Para o empresário Jean-René Levy, 54, Macron realizou um discurso “muito responsável e consciente da responsabilidade que ele tem”. “Se havia pessoas que ainda tinham dúvidas sobre o enorme risco da Frente Nacional, esse foi o momento de colocar a mão na consciência.”

Os amigos Vince Febret, Virginie Lalanne, Simon Pierre Sengayrac e Caittlin Waters: juntos pela Europa
Os amigos Vince Febret, Virginie Lalanne, Simon Pierre Sengayrac e Caittlin Waters: juntos pela Europa Augusto Pinheiro/RFI

Para ele, a vitória de Le Pen seria “o fim da França e da Europa”. “Eu vou embora do país se ela ganhar, teria vergonha de ser francês, não sei como poderia ficar aqui. Não gosto nem de imaginar.”

O farmacêutico aposentado Philippe Morel, 69, disse à RFI Brasil que apoia Macron porque é “um europeu convicto”. “Eu voto nele por acreditar no seu programa, mas também por oposição total e irredutível à extrema-direita”.

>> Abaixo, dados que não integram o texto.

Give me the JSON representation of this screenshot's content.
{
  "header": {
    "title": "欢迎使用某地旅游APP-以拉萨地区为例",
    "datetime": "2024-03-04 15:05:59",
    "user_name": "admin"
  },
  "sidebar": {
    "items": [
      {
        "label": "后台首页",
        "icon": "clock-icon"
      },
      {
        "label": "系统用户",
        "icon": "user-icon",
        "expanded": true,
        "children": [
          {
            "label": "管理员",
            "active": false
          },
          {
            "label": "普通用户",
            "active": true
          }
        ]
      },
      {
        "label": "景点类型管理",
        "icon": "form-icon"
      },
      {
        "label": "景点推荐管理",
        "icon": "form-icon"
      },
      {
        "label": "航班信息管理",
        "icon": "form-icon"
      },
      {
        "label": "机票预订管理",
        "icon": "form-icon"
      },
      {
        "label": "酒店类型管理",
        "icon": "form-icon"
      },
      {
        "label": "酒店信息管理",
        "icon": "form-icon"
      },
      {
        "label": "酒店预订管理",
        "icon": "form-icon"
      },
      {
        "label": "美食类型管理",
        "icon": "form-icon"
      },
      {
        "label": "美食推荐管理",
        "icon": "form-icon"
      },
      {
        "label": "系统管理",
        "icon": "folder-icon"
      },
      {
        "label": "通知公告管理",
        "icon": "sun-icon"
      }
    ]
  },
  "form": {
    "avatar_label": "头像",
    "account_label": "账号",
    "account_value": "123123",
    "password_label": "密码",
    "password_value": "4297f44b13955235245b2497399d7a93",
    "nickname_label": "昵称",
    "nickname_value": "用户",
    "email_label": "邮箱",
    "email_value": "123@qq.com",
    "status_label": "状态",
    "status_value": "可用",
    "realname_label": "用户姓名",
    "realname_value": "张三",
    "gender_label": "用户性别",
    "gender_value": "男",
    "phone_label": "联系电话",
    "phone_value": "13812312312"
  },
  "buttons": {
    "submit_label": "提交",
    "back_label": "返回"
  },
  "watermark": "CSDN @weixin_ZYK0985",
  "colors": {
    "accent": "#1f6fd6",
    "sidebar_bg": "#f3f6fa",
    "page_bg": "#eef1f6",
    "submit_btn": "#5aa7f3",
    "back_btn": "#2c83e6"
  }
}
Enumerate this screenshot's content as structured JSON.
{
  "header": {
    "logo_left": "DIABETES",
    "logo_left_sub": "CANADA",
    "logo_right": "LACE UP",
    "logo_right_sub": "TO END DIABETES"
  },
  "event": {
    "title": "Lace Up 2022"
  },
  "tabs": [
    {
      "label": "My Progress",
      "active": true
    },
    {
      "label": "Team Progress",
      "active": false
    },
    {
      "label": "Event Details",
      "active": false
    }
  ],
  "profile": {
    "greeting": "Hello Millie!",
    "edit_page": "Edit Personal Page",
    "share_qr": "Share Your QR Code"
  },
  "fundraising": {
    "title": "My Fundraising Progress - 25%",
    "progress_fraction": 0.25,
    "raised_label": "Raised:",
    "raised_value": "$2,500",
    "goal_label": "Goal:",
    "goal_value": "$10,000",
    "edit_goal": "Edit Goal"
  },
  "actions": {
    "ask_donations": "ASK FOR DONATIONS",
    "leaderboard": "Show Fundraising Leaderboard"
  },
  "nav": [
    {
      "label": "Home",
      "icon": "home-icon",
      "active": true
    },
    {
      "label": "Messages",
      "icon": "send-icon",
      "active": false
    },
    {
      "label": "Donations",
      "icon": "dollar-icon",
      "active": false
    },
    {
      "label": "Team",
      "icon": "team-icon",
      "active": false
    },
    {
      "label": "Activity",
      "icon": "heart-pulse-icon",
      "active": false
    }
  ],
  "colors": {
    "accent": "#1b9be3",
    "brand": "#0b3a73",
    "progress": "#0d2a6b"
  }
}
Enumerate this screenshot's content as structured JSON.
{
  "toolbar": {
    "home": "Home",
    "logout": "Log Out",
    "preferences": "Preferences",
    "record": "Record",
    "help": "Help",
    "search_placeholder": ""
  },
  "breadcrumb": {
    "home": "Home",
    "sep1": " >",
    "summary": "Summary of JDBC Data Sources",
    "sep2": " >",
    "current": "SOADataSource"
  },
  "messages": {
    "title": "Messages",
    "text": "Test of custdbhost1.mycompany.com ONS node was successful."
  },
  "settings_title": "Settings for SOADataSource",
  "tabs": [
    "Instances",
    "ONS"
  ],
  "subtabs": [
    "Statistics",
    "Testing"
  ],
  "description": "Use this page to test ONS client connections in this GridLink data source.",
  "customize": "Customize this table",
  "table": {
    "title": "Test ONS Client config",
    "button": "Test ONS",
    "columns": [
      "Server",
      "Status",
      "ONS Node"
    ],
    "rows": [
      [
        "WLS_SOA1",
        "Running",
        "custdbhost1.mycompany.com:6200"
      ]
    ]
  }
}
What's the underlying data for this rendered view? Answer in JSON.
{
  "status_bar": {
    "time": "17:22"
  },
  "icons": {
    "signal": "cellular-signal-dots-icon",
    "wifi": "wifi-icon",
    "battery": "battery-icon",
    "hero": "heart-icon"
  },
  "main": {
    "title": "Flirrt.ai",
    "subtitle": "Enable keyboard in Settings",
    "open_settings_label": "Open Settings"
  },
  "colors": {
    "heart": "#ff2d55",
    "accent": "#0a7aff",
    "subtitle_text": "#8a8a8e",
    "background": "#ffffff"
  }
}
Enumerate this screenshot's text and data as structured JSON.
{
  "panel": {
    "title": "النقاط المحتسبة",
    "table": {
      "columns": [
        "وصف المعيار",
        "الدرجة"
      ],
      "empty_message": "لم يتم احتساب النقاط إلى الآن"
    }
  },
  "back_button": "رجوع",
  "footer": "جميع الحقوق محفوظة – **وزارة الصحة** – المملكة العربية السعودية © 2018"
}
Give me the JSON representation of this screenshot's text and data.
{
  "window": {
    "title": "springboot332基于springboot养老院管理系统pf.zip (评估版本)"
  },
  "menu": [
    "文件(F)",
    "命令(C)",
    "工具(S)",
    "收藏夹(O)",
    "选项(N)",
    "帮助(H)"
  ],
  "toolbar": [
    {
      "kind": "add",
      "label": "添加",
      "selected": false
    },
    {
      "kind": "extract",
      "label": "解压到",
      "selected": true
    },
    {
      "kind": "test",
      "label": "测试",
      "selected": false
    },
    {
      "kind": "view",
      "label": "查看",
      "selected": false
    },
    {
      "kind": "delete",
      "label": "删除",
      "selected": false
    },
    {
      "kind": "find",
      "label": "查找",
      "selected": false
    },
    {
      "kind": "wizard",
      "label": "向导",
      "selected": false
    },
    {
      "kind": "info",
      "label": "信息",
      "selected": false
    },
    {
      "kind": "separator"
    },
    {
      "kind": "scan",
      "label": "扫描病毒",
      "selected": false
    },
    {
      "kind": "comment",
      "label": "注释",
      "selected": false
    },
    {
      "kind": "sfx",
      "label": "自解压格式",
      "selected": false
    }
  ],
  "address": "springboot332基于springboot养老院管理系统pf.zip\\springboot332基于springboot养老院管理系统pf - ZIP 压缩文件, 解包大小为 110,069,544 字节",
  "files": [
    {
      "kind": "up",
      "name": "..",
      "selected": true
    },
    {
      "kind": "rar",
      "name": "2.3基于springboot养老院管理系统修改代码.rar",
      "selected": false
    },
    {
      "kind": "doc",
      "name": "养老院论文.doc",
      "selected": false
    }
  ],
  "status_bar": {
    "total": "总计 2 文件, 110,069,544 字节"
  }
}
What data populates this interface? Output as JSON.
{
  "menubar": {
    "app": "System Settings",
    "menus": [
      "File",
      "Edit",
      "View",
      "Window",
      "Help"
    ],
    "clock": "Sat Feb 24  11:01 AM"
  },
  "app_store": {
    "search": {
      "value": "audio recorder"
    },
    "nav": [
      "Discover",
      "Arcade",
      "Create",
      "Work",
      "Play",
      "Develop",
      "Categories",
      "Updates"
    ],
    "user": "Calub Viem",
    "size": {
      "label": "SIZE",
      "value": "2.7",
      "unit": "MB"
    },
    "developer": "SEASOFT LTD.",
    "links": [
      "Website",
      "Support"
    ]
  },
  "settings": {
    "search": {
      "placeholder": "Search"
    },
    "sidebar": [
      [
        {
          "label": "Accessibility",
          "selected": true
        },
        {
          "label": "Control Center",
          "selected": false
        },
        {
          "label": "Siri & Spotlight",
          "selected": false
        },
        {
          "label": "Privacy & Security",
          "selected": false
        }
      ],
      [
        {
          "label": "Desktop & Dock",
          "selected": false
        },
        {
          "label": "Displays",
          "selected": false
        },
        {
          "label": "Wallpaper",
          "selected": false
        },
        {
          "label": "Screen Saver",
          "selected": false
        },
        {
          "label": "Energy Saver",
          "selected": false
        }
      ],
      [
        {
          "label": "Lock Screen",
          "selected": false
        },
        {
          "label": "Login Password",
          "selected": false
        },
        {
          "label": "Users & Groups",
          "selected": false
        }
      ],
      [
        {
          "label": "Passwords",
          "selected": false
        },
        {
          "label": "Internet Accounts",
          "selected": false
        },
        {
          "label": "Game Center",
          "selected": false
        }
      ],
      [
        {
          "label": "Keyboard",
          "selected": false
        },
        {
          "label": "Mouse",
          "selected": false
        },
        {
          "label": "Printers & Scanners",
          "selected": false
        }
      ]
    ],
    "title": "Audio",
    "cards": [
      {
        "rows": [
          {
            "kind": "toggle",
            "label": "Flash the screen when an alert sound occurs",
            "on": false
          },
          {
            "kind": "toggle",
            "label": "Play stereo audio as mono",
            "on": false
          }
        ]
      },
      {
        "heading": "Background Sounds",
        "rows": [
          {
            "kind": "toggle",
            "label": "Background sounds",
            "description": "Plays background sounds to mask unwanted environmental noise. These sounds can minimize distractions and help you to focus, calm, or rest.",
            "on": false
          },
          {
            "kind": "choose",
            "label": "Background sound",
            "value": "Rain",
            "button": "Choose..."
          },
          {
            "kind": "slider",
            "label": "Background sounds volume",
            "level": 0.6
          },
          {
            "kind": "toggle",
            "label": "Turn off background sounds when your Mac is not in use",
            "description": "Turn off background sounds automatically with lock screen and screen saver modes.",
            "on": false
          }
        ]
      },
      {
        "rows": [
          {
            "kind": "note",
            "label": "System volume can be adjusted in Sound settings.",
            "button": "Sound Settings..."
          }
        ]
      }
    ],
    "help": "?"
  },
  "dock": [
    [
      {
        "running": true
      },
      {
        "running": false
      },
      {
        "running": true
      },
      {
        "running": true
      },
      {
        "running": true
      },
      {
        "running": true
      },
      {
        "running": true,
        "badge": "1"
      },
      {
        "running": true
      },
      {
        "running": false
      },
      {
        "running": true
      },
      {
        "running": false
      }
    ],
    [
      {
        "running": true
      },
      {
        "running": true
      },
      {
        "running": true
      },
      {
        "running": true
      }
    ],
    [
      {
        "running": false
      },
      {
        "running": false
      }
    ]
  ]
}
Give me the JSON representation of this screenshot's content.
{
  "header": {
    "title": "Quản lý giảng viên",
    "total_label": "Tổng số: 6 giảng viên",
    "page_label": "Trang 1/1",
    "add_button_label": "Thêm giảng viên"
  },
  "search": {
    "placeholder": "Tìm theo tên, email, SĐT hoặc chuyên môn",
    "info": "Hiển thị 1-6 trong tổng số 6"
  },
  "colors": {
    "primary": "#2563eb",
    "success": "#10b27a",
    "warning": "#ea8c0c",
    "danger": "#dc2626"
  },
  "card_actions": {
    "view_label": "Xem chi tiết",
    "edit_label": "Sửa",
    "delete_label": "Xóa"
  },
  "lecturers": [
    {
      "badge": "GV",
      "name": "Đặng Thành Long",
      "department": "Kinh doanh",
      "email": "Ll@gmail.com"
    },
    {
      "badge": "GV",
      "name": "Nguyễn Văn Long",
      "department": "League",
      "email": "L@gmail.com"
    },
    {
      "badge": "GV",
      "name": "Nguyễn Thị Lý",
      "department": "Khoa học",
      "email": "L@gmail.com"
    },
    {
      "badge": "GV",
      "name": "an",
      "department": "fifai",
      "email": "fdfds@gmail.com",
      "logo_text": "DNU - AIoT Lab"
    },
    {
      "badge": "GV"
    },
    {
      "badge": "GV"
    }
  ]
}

Morel, que veio de Biarritz (sudoeste da França) para o comício, afirma que Macron “é um jovem político fora do sistema”. “É a nova geração, que rompe com os vícios da política antiga.” Ele acha que a Frente Nacional representa “o isolacionismo total, o colapso da França e o desaparecimento da nação francesa”.

Philippe Morel: "Macron rompe com os vícios da antiga política"
Philippe Morel: "Macron rompe com os vícios da antiga política" Augusto Pinheiro/RFI

Os amigos Virginie Lalanne, 26, consultora, e Simon Pierre Sengayrac, 24, estudante de administração, foram juntos ao comício. “Macron representa as ideias que considero boas. Ele propõe o liberalismo de esquerda. Ou seja, ao mesmo tempo ele quer liberar as iniciativas empreendedoras, mas em um ambiente de justiça social, para dar chance a todos: pobres, ricos, jovens, velhos, homens, mulheres. É a melhor solução para o futuro do país”, diz Simon.

Bernadette Henninger: "Macron é cheio de vida e de alegria"
Bernadette Henninger: "Macron é cheio de vida e de alegria" Augusto Pinheiro/RFI

Para Virginie, “ele é o único verdadeiro candidato europeu”. “E eu me sinto tão europeia quanto francesa. Quero um candidato jovem que defenda os meus interesses, tenho vontade de mudança. Ele entende a minha vida e o meu cotidiano. É um verdadeiro reformista, progressista, ele faz a verdadeira síntese entre o que me interessa na direita e na esquerda.”

A professora Bernadette Henninger, 59, diz que vai votar em Macron “porque não quer que seus netos e alunos vivam em uma sociedade cheia de ódio”. “Le Pen é uma mulher odiosa, xenófoba, que quer restringir nossas liberdades. Macron é cheio de vida e de alegria, um líder que dá vontade de seguir.”